The magic to killing cancer cells might not be in the bullet, but in the gunpowder that accompanies it, according to researchers at the University of Pittsburgh Cancer Institute (UPCI), partner with UPMC CancerCenter. Instead of developing new drugs that directly target tumors, they have been working on adjuvant agents that alter the immunological microenvironment around the tumor to boost the effectiveness of existing drugs and the effectiveness of each patient's immune responses against cancer.
While multiple studies worldwide have demonstrated that the infiltration of tumor tissues with immune killer cells called cytotoxic T cells (CTLs) improves the prognosis of cancer patients, it remains unclear how to manipulate tumor microenvironment to promote CTL infiltration.
In a recent presentation at the Cancer Vaccines and Gene Therapy Meeting in Malvern, Pa., Pawel Kalinski, M.D., Ph.D., professor of surgery, University of Pittsburgh School of Medicine, presented laboratory data in support of the clinical use of "combinatorial adjuvants" that induce desirable patterns of tumor-associated inflammation and result in CTL infiltration into tumors. He also discussed preliminary data from a phase I/II trial led by Amer Zureikat, M.D., an assistant professor of surgery at Pitt, in which colorectal cancer patients were given escalating doses of interferon alpha (IFN-α) in combination with a COX2 blocker and Ampligen, an experimental toll-like receptor-3 (TLR3) ligand, factors that synergistically enhance IFN-α's immunological effects in tumor microenvironments.
"The first part of the trial is not complete, but so far it appears that the treatment was well-tolerated," Dr.
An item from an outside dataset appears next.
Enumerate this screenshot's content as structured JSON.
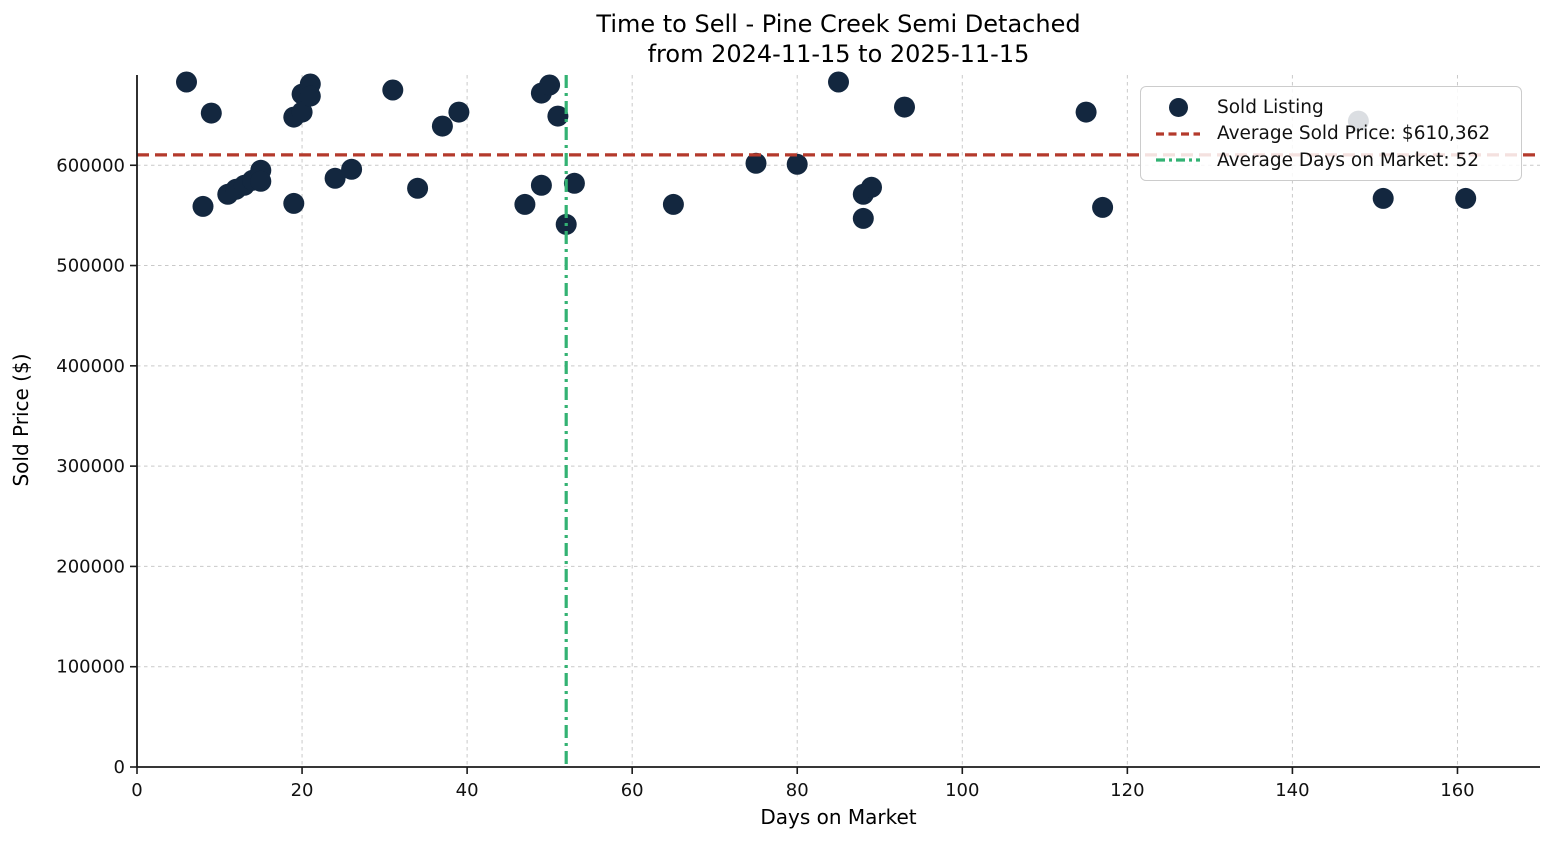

Kalinski said. "Our early observations are completely consistent with our preclinical predictions and hint that the combination therapy may be altering the tumor environment to make it more susceptible to immune attack. We are hopeful that the next, randomized part of the study will directly demonstrate the difference between the tumors of patients receiving standard treatment of chemotherapy and surgery and the patients receiving additional immunotherapy, which would lead us to expect a therapeutic benefit to this strategy."
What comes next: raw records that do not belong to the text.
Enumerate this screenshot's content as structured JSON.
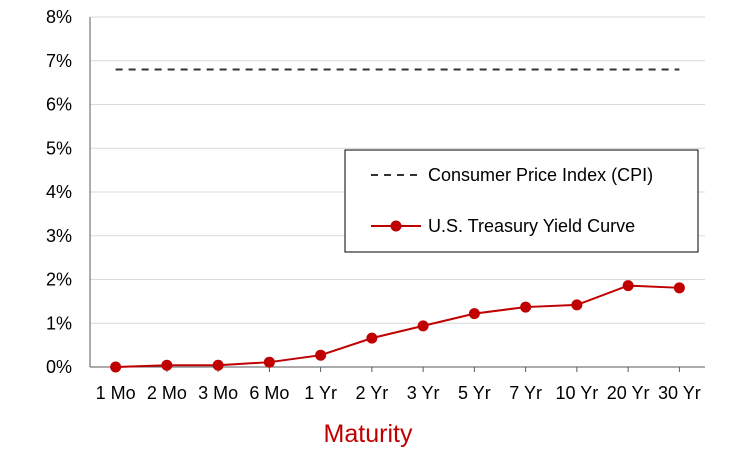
{
  "chart_data": {
    "type": "line",
    "categories": [
      "1 Mo",
      "2 Mo",
      "3 Mo",
      "6 Mo",
      "1 Yr",
      "2 Yr",
      "3 Yr",
      "5 Yr",
      "7 Yr",
      "10 Yr",
      "20 Yr",
      "30 Yr"
    ],
    "series": [
      {
        "name": "Consumer Price Index (CPI)",
        "values": [
          6.8,
          6.8,
          6.8,
          6.8,
          6.8,
          6.8,
          6.8,
          6.8,
          6.8,
          6.8,
          6.8,
          6.8
        ],
        "style": "dashed",
        "color": "#333333"
      },
      {
        "name": "U.S. Treasury Yield Curve",
        "values": [
          0.0,
          0.04,
          0.04,
          0.11,
          0.27,
          0.66,
          0.94,
          1.22,
          1.37,
          1.42,
          1.86,
          1.81
        ],
        "style": "solid-markers",
        "color": "#c00000"
      }
    ],
    "xlabel": "Maturity",
    "xlabel_color": "#c00000",
    "ylabel": "",
    "ylim": [
      0,
      8
    ],
    "yticks": [
      0,
      1,
      2,
      3,
      4,
      5,
      6,
      7,
      8
    ],
    "ytick_format": "percent",
    "grid": "horizontal",
    "legend_position": "center-right"
  }
}
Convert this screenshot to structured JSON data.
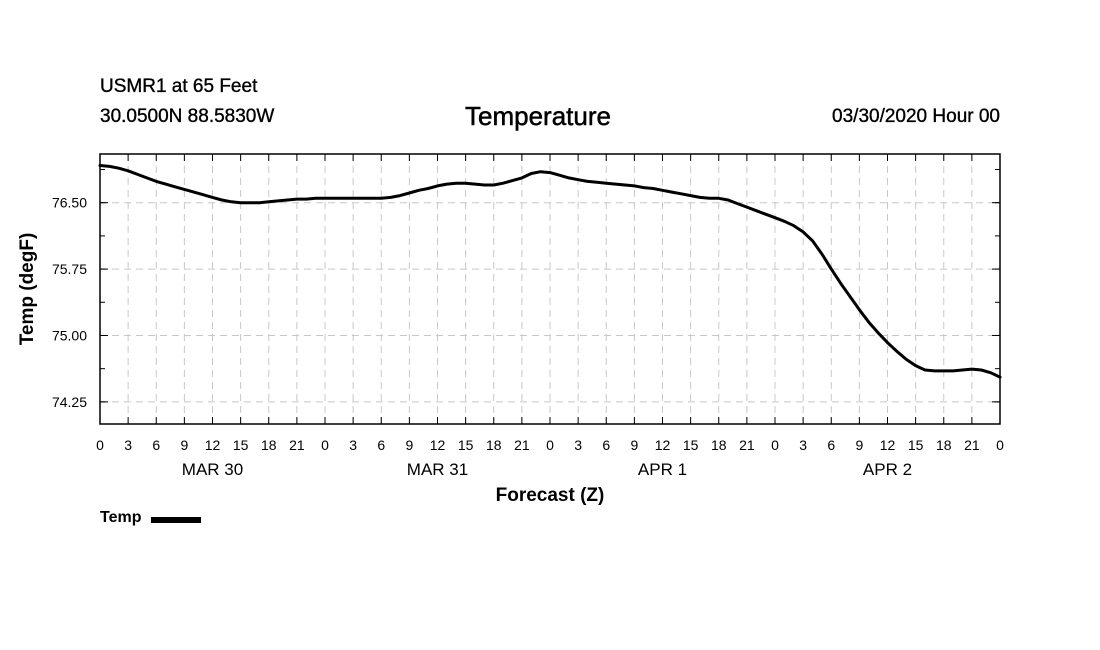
{
  "header": {
    "station": "USMR1 at 65 Feet",
    "coords": "30.0500N 88.5830W",
    "title": "Temperature",
    "issued": "03/30/2020 Hour 00"
  },
  "chart_data": {
    "type": "line",
    "title": "Temperature",
    "xlabel": "Forecast (Z)",
    "ylabel": "Temp (degF)",
    "xlim": [
      0,
      96
    ],
    "ylim": [
      74.0,
      77.05
    ],
    "y_ticks": [
      74.25,
      75.0,
      75.75,
      76.5
    ],
    "y_tick_labels": [
      "74.25",
      "75.00",
      "75.75",
      "76.50"
    ],
    "x_ticks": [
      0,
      3,
      6,
      9,
      12,
      15,
      18,
      21,
      24,
      27,
      30,
      33,
      36,
      39,
      42,
      45,
      48,
      51,
      54,
      57,
      60,
      63,
      66,
      69,
      72,
      75,
      78,
      81,
      84,
      87,
      90,
      93,
      96
    ],
    "x_tick_labels": [
      "0",
      "3",
      "6",
      "9",
      "12",
      "15",
      "18",
      "21",
      "0",
      "3",
      "6",
      "9",
      "12",
      "15",
      "18",
      "21",
      "0",
      "3",
      "6",
      "9",
      "12",
      "15",
      "18",
      "21",
      "0",
      "3",
      "6",
      "9",
      "12",
      "15",
      "18",
      "21",
      "0"
    ],
    "day_labels": [
      {
        "label": "MAR 30",
        "hour": 12
      },
      {
        "label": "MAR 31",
        "hour": 36
      },
      {
        "label": "APR 1",
        "hour": 60
      },
      {
        "label": "APR 2",
        "hour": 84
      }
    ],
    "grid": true,
    "series": [
      {
        "name": "Temp",
        "color": "#000000",
        "x": [
          0,
          1,
          2,
          3,
          4,
          5,
          6,
          7,
          8,
          9,
          10,
          11,
          12,
          13,
          14,
          15,
          16,
          17,
          18,
          19,
          20,
          21,
          22,
          23,
          24,
          25,
          26,
          27,
          28,
          29,
          30,
          31,
          32,
          33,
          34,
          35,
          36,
          37,
          38,
          39,
          40,
          41,
          42,
          43,
          44,
          45,
          46,
          47,
          48,
          49,
          50,
          51,
          52,
          53,
          54,
          55,
          56,
          57,
          58,
          59,
          60,
          61,
          62,
          63,
          64,
          65,
          66,
          67,
          68,
          69,
          70,
          71,
          72,
          73,
          74,
          75,
          76,
          77,
          78,
          79,
          80,
          81,
          82,
          83,
          84,
          85,
          86,
          87,
          88,
          89,
          90,
          91,
          92,
          93,
          94,
          95,
          96
        ],
        "values": [
          76.92,
          76.91,
          76.89,
          76.86,
          76.82,
          76.78,
          76.74,
          76.71,
          76.68,
          76.65,
          76.62,
          76.59,
          76.56,
          76.53,
          76.51,
          76.5,
          76.5,
          76.5,
          76.51,
          76.52,
          76.53,
          76.54,
          76.54,
          76.55,
          76.55,
          76.55,
          76.55,
          76.55,
          76.55,
          76.55,
          76.55,
          76.56,
          76.58,
          76.61,
          76.64,
          76.66,
          76.69,
          76.71,
          76.72,
          76.72,
          76.71,
          76.7,
          76.7,
          76.72,
          76.75,
          76.78,
          76.83,
          76.85,
          76.84,
          76.81,
          76.78,
          76.76,
          76.74,
          76.73,
          76.72,
          76.71,
          76.7,
          76.69,
          76.67,
          76.66,
          76.64,
          76.62,
          76.6,
          76.58,
          76.56,
          76.55,
          76.55,
          76.53,
          76.49,
          76.45,
          76.41,
          76.37,
          76.33,
          76.29,
          76.24,
          76.17,
          76.07,
          75.92,
          75.75,
          75.59,
          75.44,
          75.29,
          75.15,
          75.03,
          74.92,
          74.82,
          74.73,
          74.66,
          74.61,
          74.6,
          74.6,
          74.6,
          74.61,
          74.62,
          74.61,
          74.58,
          74.53
        ]
      }
    ],
    "legend": {
      "label": "Temp",
      "placement": "bottom-left"
    }
  }
}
Tumors are typically able to undermine the body's immune defenses, sending out cellular signals that call in regulatory T-cells to suppress the activity of natural killer cells, he explained. While there are many adjuvants available to enhance immune system response, most are nonselective and, therefore, ineffective. Preclinical experiments conducted by Dr. Kalinski's team indicate that the combination of IFN-α, a COX2 inhibitor and TLR3 ligands selectively brings the right kinds of immune cells to the tumor to produce what he calls "good inflammation." Such a treatment preferentially induces good inflammation within tumors, allowing the immune system to selectively attack cancer cells without inadvertently harming healthy tissues nearby.
In the second part of the study, which could begin at the beginning of next year, colorectal cancer patients will be randomly assigned to receive either conventional treatment with chemotherapy followed by surgical removal of the tumor, or to additionally receive two cycles of the IFN-α-based chemokine-modulatory regimen between chemo and surgery.
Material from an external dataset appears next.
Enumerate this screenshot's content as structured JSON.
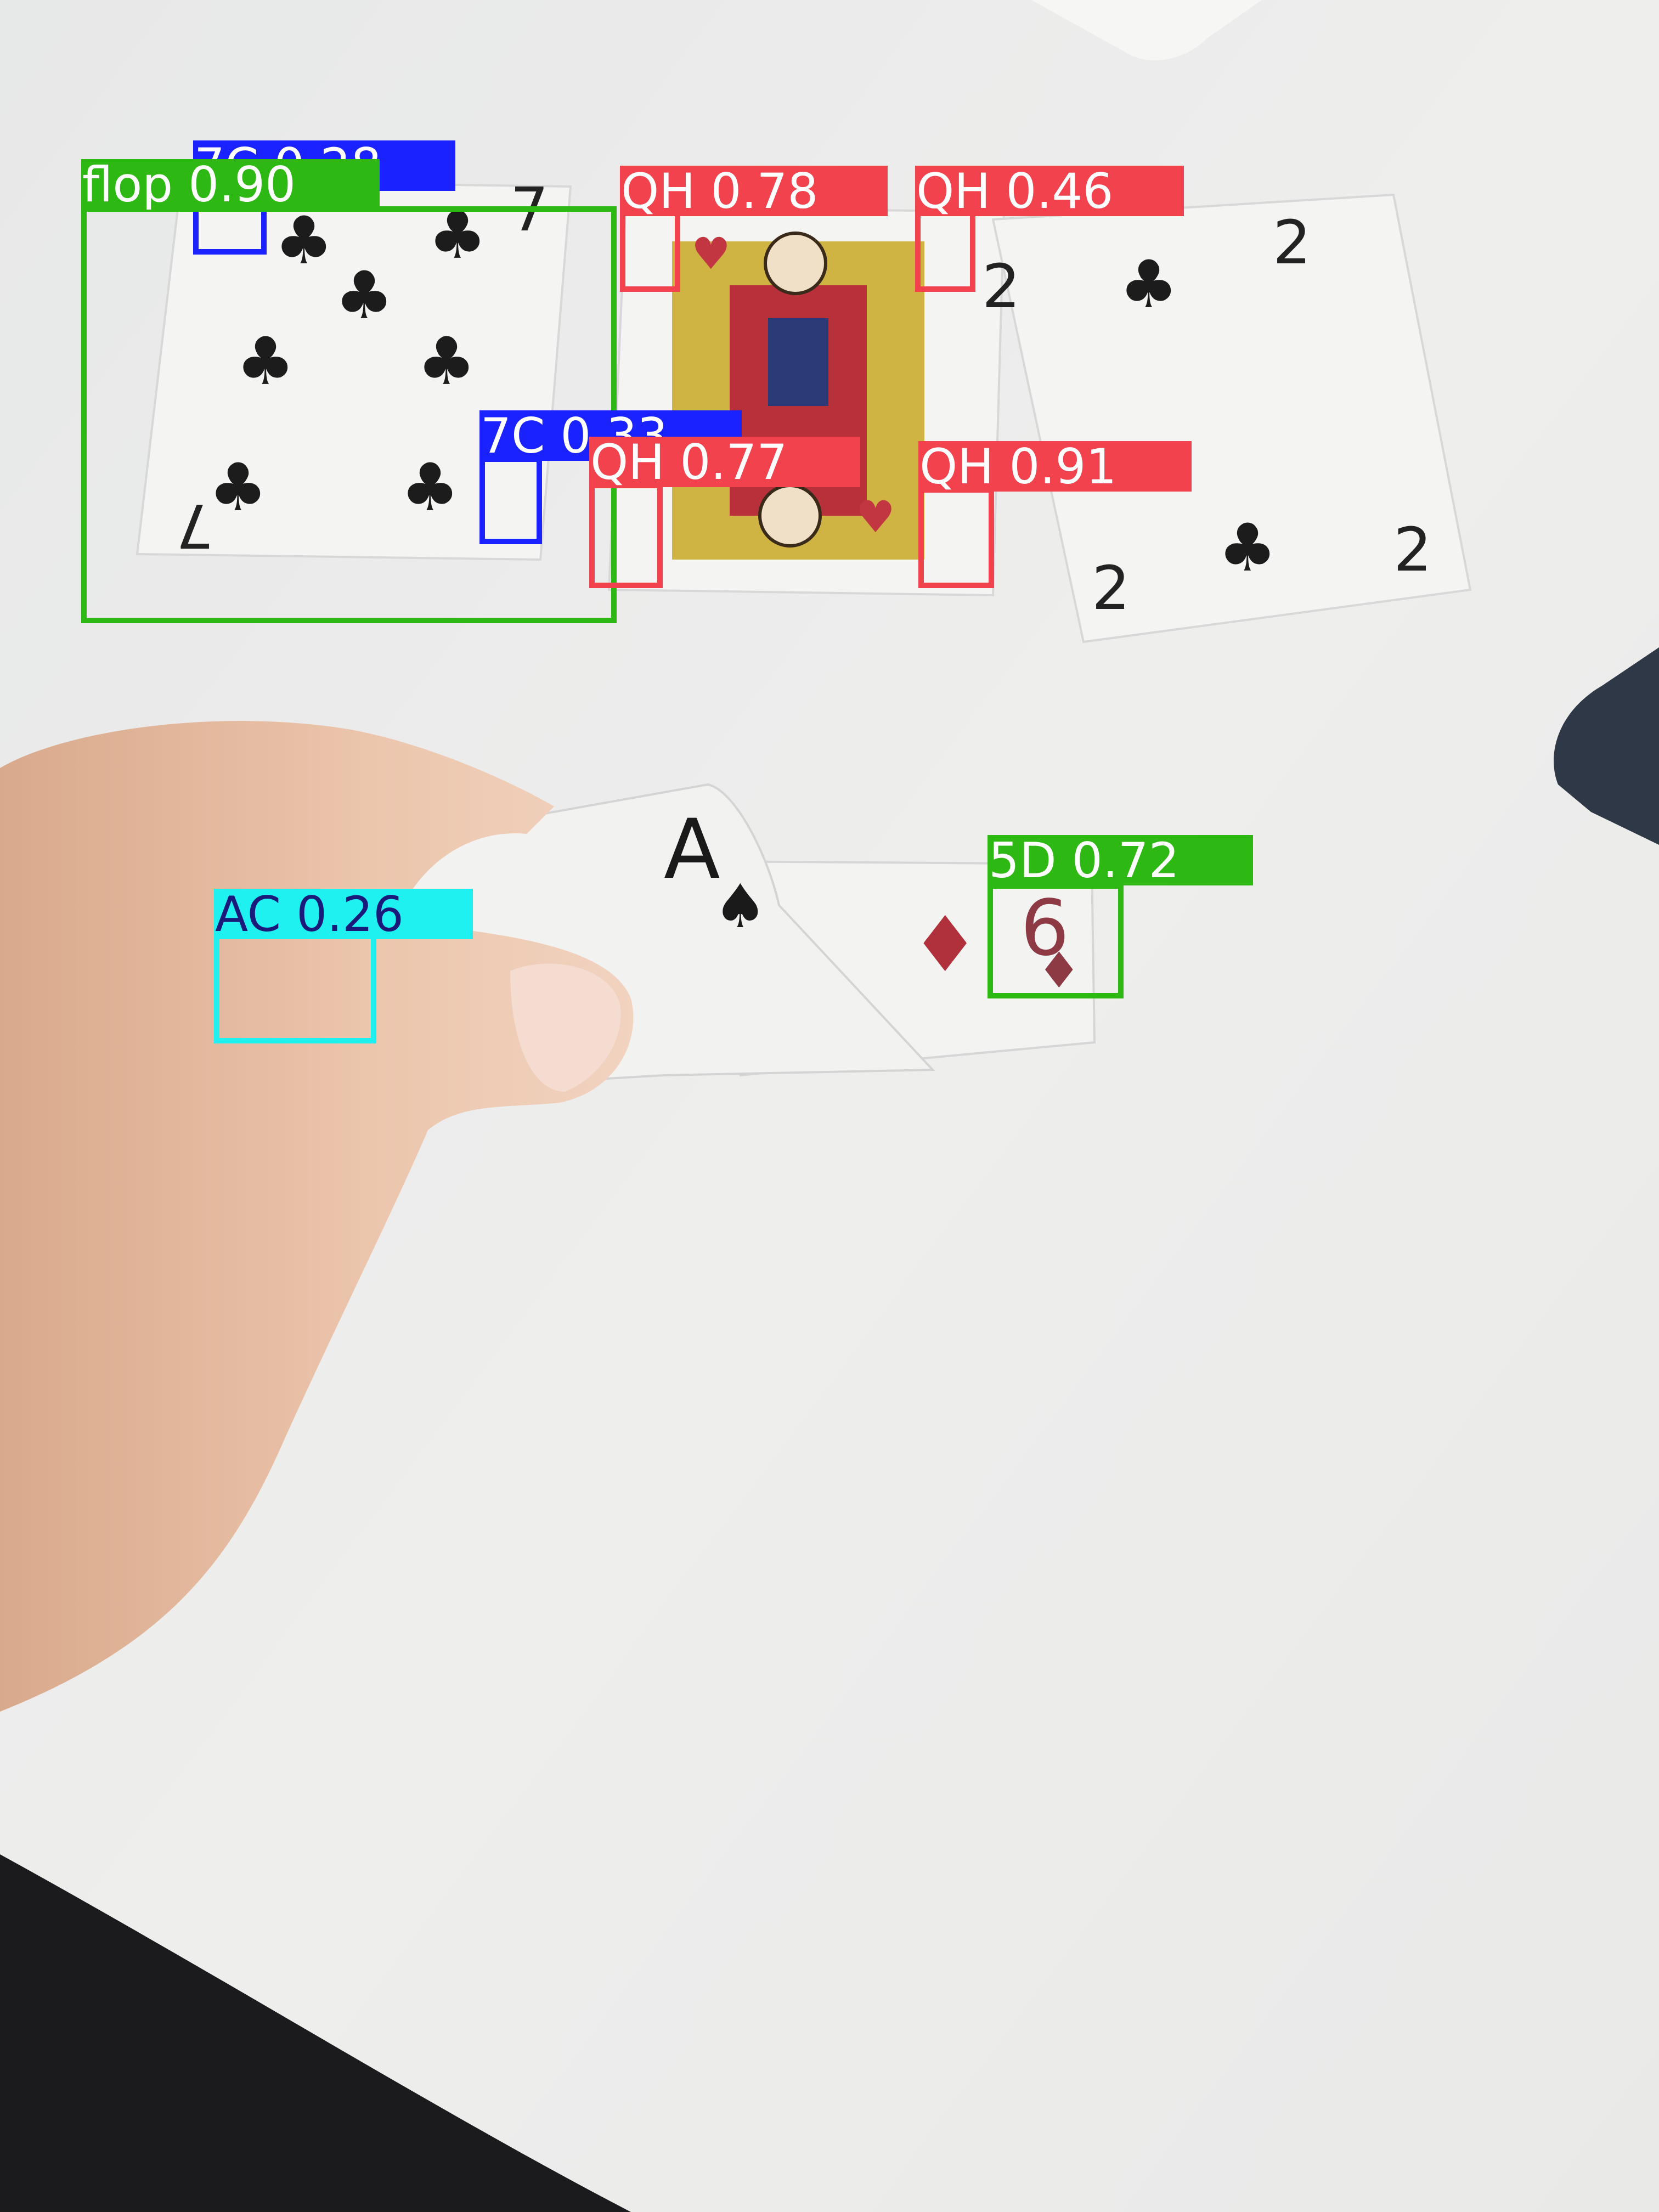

"After surgery, we will be able to compare the tumors from the two groups to see if there is a difference in their immunological microenvironment that could be beneficial," Dr. Kalinski said. "This adjuvant strategy might also work for many other kinds of cancers because it's not targeting specific tumor markers, but boosting the immune system's own ability to find cancer cells and destroy them."
He added that future efforts would aim to add a vaccine component based on dendritic cells, which recognize foreign proteins to stimulate an immune response against them. That strategy, too, would rely on boosting the body's own defenses rather than providing a specific tumor marker as a target.